Menulis novel dewasa menimbulkan konsekuensi. Konsekuensi pertama adalah beberapa kali saya dianggap seperti tokoh-tokoh yang saya tulis. Saya dianggap Tony atau Elang, tokoh-tokoh yang suka gonta-ganti wanita dalam novel-novel yang saya tulis. Padahal, saya beranggapan, fiksi yang baik semestinya tak terbelenggu jati-diri penulisnya, walaupun pilihan dan kecenderungan materi atau tema tulisan mau tidak mau dipengaruhi oleh pengalaman dan pengetahuan si penulis.
Konsekuensi kedua adalah bertemunya karya saya dengan pembaca yang pengalaman membacanya dibentuk oleh opini banyak orang: bahwa bacaan yang baik haruslah edukatif, bermanfaat, dan semacamnya—apalagi yang menulis seorang guru.
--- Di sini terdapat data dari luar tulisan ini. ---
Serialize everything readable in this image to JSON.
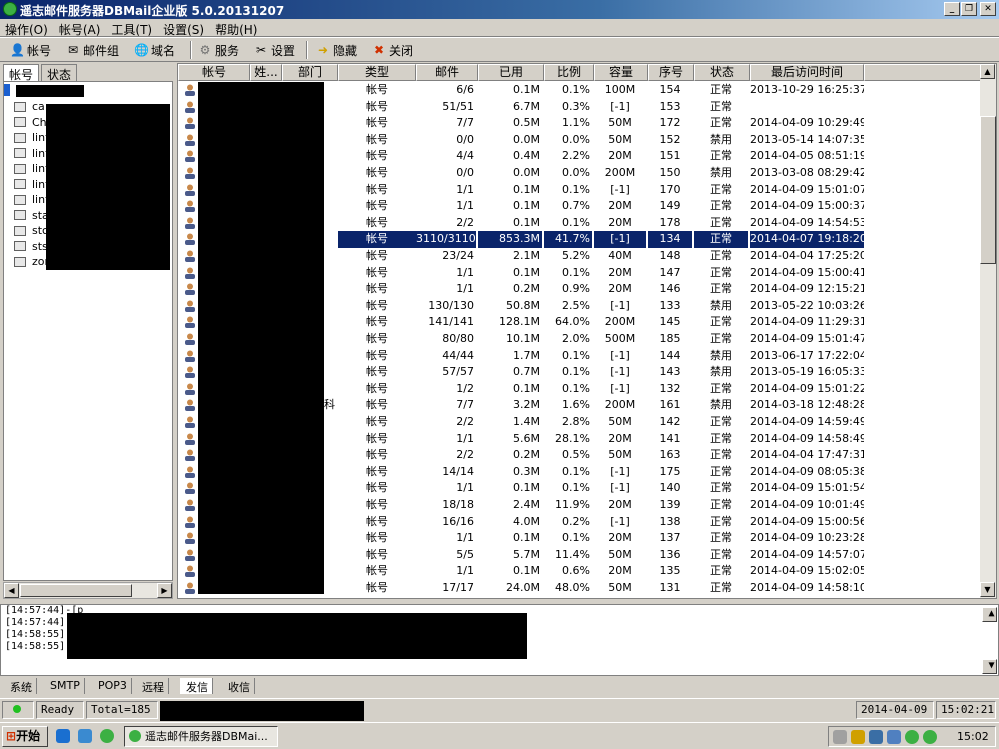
{
  "window": {
    "title": "遥志邮件服务器DBMail企业版 5.0.20131207"
  },
  "menu": [
    "操作(O)",
    "帐号(A)",
    "工具(T)",
    "设置(S)",
    "帮助(H)"
  ],
  "toolbar": {
    "account": "帐号",
    "mailgroup": "邮件组",
    "domain": "域名",
    "service": "服务",
    "settings": "设置",
    "hide": "隐藏",
    "close": "关闭"
  },
  "left_tabs": [
    "帐号",
    "状态"
  ],
  "tree": [
    "ca",
    "Ch",
    "lint",
    "lint",
    "lint",
    "lint",
    "lint",
    "sta",
    "stc",
    "sts",
    "zor"
  ],
  "columns": [
    "帐号",
    "姓...",
    "部门",
    "类型",
    "邮件",
    "已用",
    "比例",
    "容量",
    "序号",
    "状态",
    "最后访问时间"
  ],
  "rows": [
    [
      "帐号",
      "6/6",
      "0.1M",
      "0.1%",
      "100M",
      "154",
      "正常",
      "2013-10-29 16:25:37"
    ],
    [
      "帐号",
      "51/51",
      "6.7M",
      "0.3%",
      "[-1]",
      "153",
      "正常",
      ""
    ],
    [
      "帐号",
      "7/7",
      "0.5M",
      "1.1%",
      "50M",
      "172",
      "正常",
      "2014-04-09 10:29:49"
    ],
    [
      "帐号",
      "0/0",
      "0.0M",
      "0.0%",
      "50M",
      "152",
      "禁用",
      "2013-05-14 14:07:35"
    ],
    [
      "帐号",
      "4/4",
      "0.4M",
      "2.2%",
      "20M",
      "151",
      "正常",
      "2014-04-05 08:51:19"
    ],
    [
      "帐号",
      "0/0",
      "0.0M",
      "0.0%",
      "200M",
      "150",
      "禁用",
      "2013-03-08 08:29:42"
    ],
    [
      "帐号",
      "1/1",
      "0.1M",
      "0.1%",
      "[-1]",
      "170",
      "正常",
      "2014-04-09 15:01:07"
    ],
    [
      "帐号",
      "1/1",
      "0.1M",
      "0.7%",
      "20M",
      "149",
      "正常",
      "2014-04-09 15:00:37"
    ],
    [
      "帐号",
      "2/2",
      "0.1M",
      "0.1%",
      "20M",
      "178",
      "正常",
      "2014-04-09 14:54:53"
    ],
    [
      "帐号",
      "3110/3110",
      "853.3M",
      "41.7%",
      "[-1]",
      "134",
      "正常",
      "2014-04-07 19:18:20"
    ],
    [
      "帐号",
      "23/24",
      "2.1M",
      "5.2%",
      "40M",
      "148",
      "正常",
      "2014-04-04 17:25:20"
    ],
    [
      "帐号",
      "1/1",
      "0.1M",
      "0.1%",
      "20M",
      "147",
      "正常",
      "2014-04-09 15:00:41"
    ],
    [
      "帐号",
      "1/1",
      "0.2M",
      "0.9%",
      "20M",
      "146",
      "正常",
      "2014-04-09 12:15:21"
    ],
    [
      "帐号",
      "130/130",
      "50.8M",
      "2.5%",
      "[-1]",
      "133",
      "禁用",
      "2013-05-22 10:03:26"
    ],
    [
      "帐号",
      "141/141",
      "128.1M",
      "64.0%",
      "200M",
      "145",
      "正常",
      "2014-04-09 11:29:31"
    ],
    [
      "帐号",
      "80/80",
      "10.1M",
      "2.0%",
      "500M",
      "185",
      "正常",
      "2014-04-09 15:01:47"
    ],
    [
      "帐号",
      "44/44",
      "1.7M",
      "0.1%",
      "[-1]",
      "144",
      "禁用",
      "2013-06-17 17:22:04"
    ],
    [
      "帐号",
      "57/57",
      "0.7M",
      "0.1%",
      "[-1]",
      "143",
      "禁用",
      "2013-05-19 16:05:33"
    ],
    [
      "帐号",
      "1/2",
      "0.1M",
      "0.1%",
      "[-1]",
      "132",
      "正常",
      "2014-04-09 15:01:22"
    ],
    [
      "帐号",
      "7/7",
      "3.2M",
      "1.6%",
      "200M",
      "161",
      "禁用",
      "2014-03-18 12:48:28"
    ],
    [
      "帐号",
      "2/2",
      "1.4M",
      "2.8%",
      "50M",
      "142",
      "正常",
      "2014-04-09 14:59:49"
    ],
    [
      "帐号",
      "1/1",
      "5.6M",
      "28.1%",
      "20M",
      "141",
      "正常",
      "2014-04-09 14:58:49"
    ],
    [
      "帐号",
      "2/2",
      "0.2M",
      "0.5%",
      "50M",
      "163",
      "正常",
      "2014-04-04 17:47:31"
    ],
    [
      "帐号",
      "14/14",
      "0.3M",
      "0.1%",
      "[-1]",
      "175",
      "正常",
      "2014-04-09 08:05:38"
    ],
    [
      "帐号",
      "1/1",
      "0.1M",
      "0.1%",
      "[-1]",
      "140",
      "正常",
      "2014-04-09 15:01:54"
    ],
    [
      "帐号",
      "18/18",
      "2.4M",
      "11.9%",
      "20M",
      "139",
      "正常",
      "2014-04-09 10:01:49"
    ],
    [
      "帐号",
      "16/16",
      "4.0M",
      "0.2%",
      "[-1]",
      "138",
      "正常",
      "2014-04-09 15:00:56"
    ],
    [
      "帐号",
      "1/1",
      "0.1M",
      "0.1%",
      "20M",
      "137",
      "正常",
      "2014-04-09 10:23:28"
    ],
    [
      "帐号",
      "5/5",
      "5.7M",
      "11.4%",
      "50M",
      "136",
      "正常",
      "2014-04-09 14:57:07"
    ],
    [
      "帐号",
      "1/1",
      "0.1M",
      "0.6%",
      "20M",
      "135",
      "正常",
      "2014-04-09 15:02:05"
    ],
    [
      "帐号",
      "17/17",
      "24.0M",
      "48.0%",
      "50M",
      "131",
      "正常",
      "2014-04-09 14:58:10"
    ]
  ],
  "row_dept_fragment": "科",
  "log": [
    "[14:57:44]-[p",
    "[14:57:44]-[p",
    "[14:58:55]-[s",
    "[14:58:55]-[s"
  ],
  "bottom_tabs": [
    "系统",
    "SMTP",
    "POP3",
    "远程",
    "发信",
    "收信"
  ],
  "status": {
    "ready": "Ready",
    "total": "Total=185",
    "date": "2014-04-09",
    "time": "15:02:21"
  },
  "taskbar": {
    "start": "开始",
    "task": "遥志邮件服务器DBMai...",
    "clock": "15:02"
  }
}
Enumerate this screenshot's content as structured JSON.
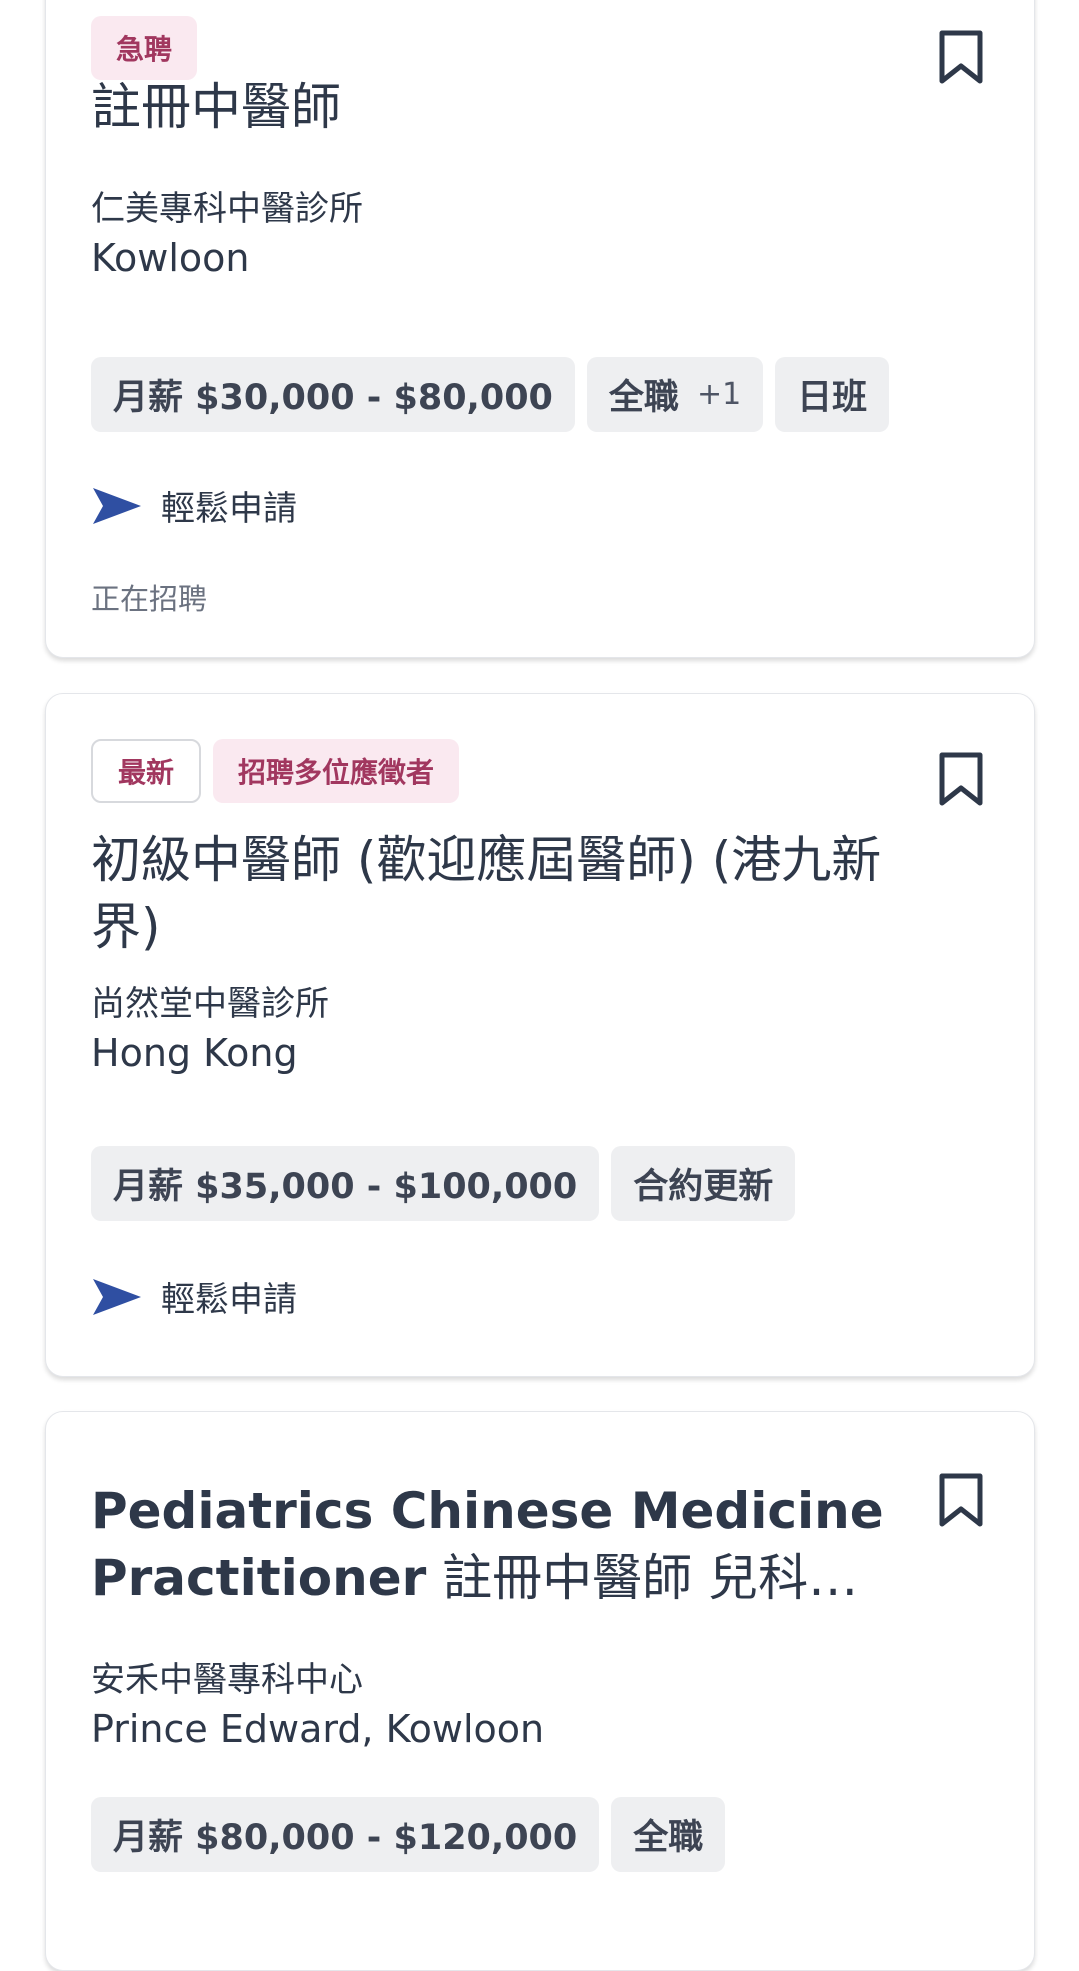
{
  "jobs": [
    {
      "badges": [
        {
          "label": "急聘",
          "style": "filled"
        }
      ],
      "title": "註冊中醫師",
      "company": "仁美專科中醫診所",
      "location": "Kowloon",
      "salary": "月薪 $30,000 - $80,000",
      "tags": [
        "全職",
        "日班"
      ],
      "tag_extra": "+1",
      "apply_label": "輕鬆申請",
      "status": "正在招聘"
    },
    {
      "badges": [
        {
          "label": "最新",
          "style": "outline"
        },
        {
          "label": "招聘多位應徵者",
          "style": "filled"
        }
      ],
      "title": "初級中醫師 (歡迎應屆醫師) (港九新界)",
      "company": "尚然堂中醫診所",
      "location": "Hong Kong",
      "salary": "月薪 $35,000 - $100,000",
      "tags": [
        "合約更新"
      ],
      "apply_label": "輕鬆申請"
    },
    {
      "title_latin": "Pediatrics Chinese Medicine Practitioner",
      "title_cjk": "註冊中醫師 兒科…",
      "company": "安禾中醫專科中心",
      "location": "Prince Edward, Kowloon",
      "salary": "月薪 $80,000 - $120,000",
      "tags": [
        "全職"
      ]
    }
  ],
  "icons": {
    "bookmark": "bookmark-icon",
    "apply": "send-arrow-icon"
  },
  "colors": {
    "badge_text": "#a1375f",
    "badge_bg": "#fae9f0",
    "apply_icon": "#2f4fa2",
    "chip_bg": "#eeeff1"
  }
}
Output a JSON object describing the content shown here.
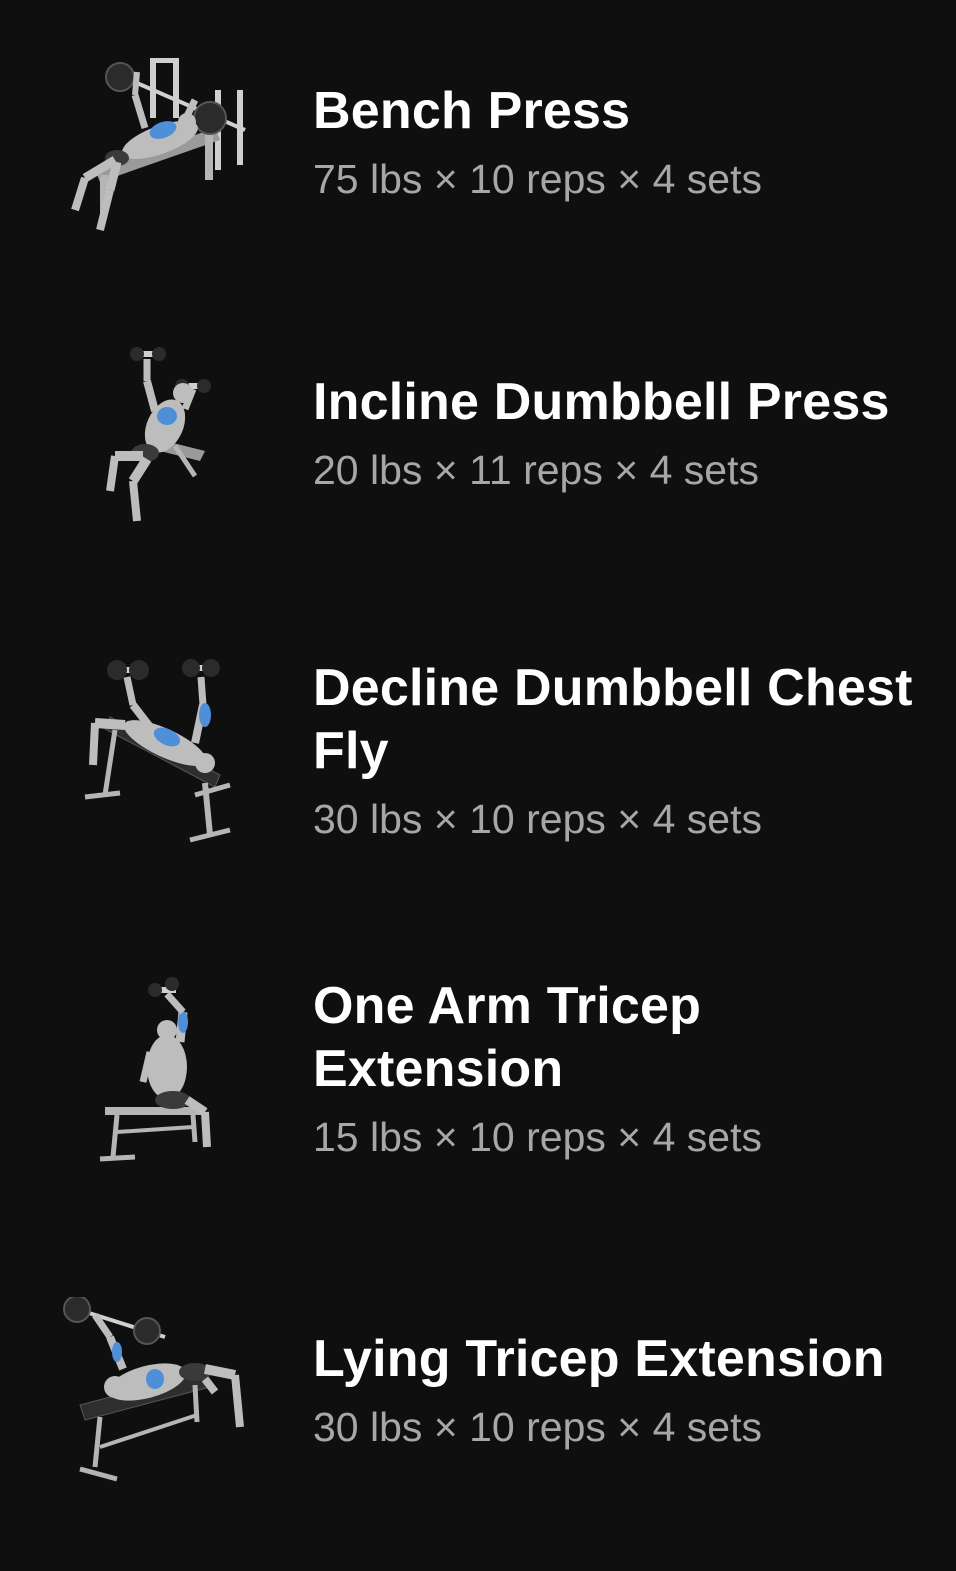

Pembaca seperti ini biasanya mudah memberi nilai rendah bila menemukan bacaan yang mengandung unsur kekerasan, seks, atau pembunuhan.
Konsekuensi-konsekuensi ini sempat membuat saya pernah berpikir mencari jalur aman ketika menulis fiksi. Menulis cerita romantis yang dibumbui komedi mungkin akan lebih baik. Namun, apa daya, ternyata saya merasa tidak bisa melakukannya setelah mencobanya sekian puluh halaman, tak hanya memikirkannya. Menulis cerita romantis yang lucu ternyata tak semudah yang saya bayangkan. Itu berarti, menulis cerita romantis-komedi berarti bukan jalur aman yang perlu dicoba. Pengalaman itu membuat saya sadar, penulis tak punya banyak pilihan kalau mau benar-benar berinovasi dan menyuguhkan sesuatu yang baru dalam cerita-ceritanya. Saya pun memutuskan mengikuti kata hati saja, menetapkan satu pilihan: menulis cerita misteri lagi.
Kejahatan lagi, kematian lagi, dan teka-teki lagi.